L’enquête sur la mortalité hivernale 2018-2019 des colonies d’abeilles est publiée

Tanit Halfon | 07.10.2020 à 18:24:57 |
abeilles
© CatherineL-Prod

Elle révèle une mortalité hivernale moyenne de 21,3%, contre 29,4% pour l’hiver 2017-2018.

Les résultats de l’enquête sur la mortalité hivernale* 2018-2019 des colonies d’abeilles viennent d’être rendues publiques.

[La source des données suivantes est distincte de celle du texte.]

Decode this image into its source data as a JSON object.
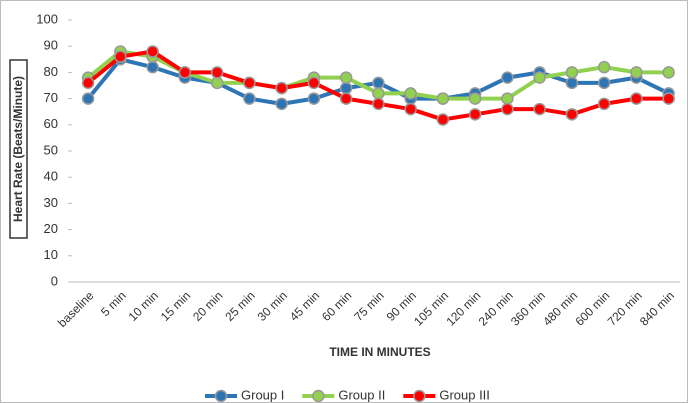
{
  "chart_data": {
    "type": "line",
    "y_label": "Heart Rate (Beats/Minute)",
    "x_label": "TIME IN MINUTES",
    "categories": [
      "baseline",
      "5 min",
      "10 min",
      "15 min",
      "20 min",
      "25 min",
      "30 min",
      "45 min",
      "60 min",
      "75 min",
      "90 min",
      "105 min",
      "120 min",
      "240 min",
      "360 min",
      "480 min",
      "600 min",
      "720 min",
      "840 min"
    ],
    "series": [
      {
        "name": "Group I",
        "color": "#2e75b6",
        "values": [
          70,
          85,
          82,
          78,
          76,
          70,
          68,
          70,
          74,
          76,
          70,
          70,
          72,
          78,
          80,
          76,
          76,
          78,
          72
        ]
      },
      {
        "name": "Group II",
        "color": "#92d050",
        "values": [
          78,
          88,
          86,
          80,
          76,
          76,
          74,
          78,
          78,
          72,
          72,
          70,
          70,
          70,
          78,
          80,
          82,
          80,
          80
        ]
      },
      {
        "name": "Group III",
        "color": "#ff0000",
        "values": [
          76,
          86,
          88,
          80,
          80,
          76,
          74,
          76,
          70,
          68,
          66,
          62,
          64,
          66,
          66,
          64,
          68,
          70,
          70
        ]
      }
    ],
    "ylim": [
      0,
      100
    ],
    "yticks": [
      0,
      10,
      20,
      30,
      40,
      50,
      60,
      70,
      80,
      90,
      100
    ],
    "legend": "bottom"
  }
}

Pour rappel, une première enquête avait déjà eu lieu pour la saison hivernale précédente, 2017-2018. Elle faisait suite à des remontées d’apiculteurs signalant une augmentation du taux de mortalité, notamment en Bourgogne-Franche-Comté, en Bretagne, en Nouvelle-Aquitaine et en Provence-Alpes-Côte-d’azur.

Une mortalité moyenne plus faible que l’hiver dernier

Il en ressort que sur 9 319 réponses analysées (taux de réponses de 18,3%, 51 574 apiculteurs), le taux moyen de mortalité est de 21,3% (19,9-22,7). Ce taux est sensiblement identique quelle que soit la taille des ruchers : 22,8% pour les ruchers de moins de dix colonies, 19,2% pour les ruchers de 10 à 49 colonies, et 21,5% pour les plus grands. Pour comparaison, le taux moyen de mortalité en 2017-2018 s’élevait à 21,3%.

Par ailleurs,  pour les apiculteurs de plus de 10 colonies, est notée une proportion plus élevée d’apiculteurs avec un taux de mortalité inférieur à 10%. L’hiver précédent, était au contraire notée une proportion plus élevée d’apiculteurs avait plus de 50% de pertes.

Une baisse globale dans tous les départements

Ces différences globales de mortalité se retrouvent pour de nombreux départements et environ 78% des départements présentent un taux moyen de mortalité plus faible que l’hiver dernier. Plus précisément, quelle que soit la catégorie d’apiculteurs, le nombre de départements avec plus de 20% de pertes en moyenne était supérieur l’an dernier, par rapport à cette hiver : par exemple, pour les apiculteurs avec moins de 10 colonies en hivernage, 58,3% des départements avaient un taux supérieur à 20% contre 97,9% pour l’hiver 2017-2018.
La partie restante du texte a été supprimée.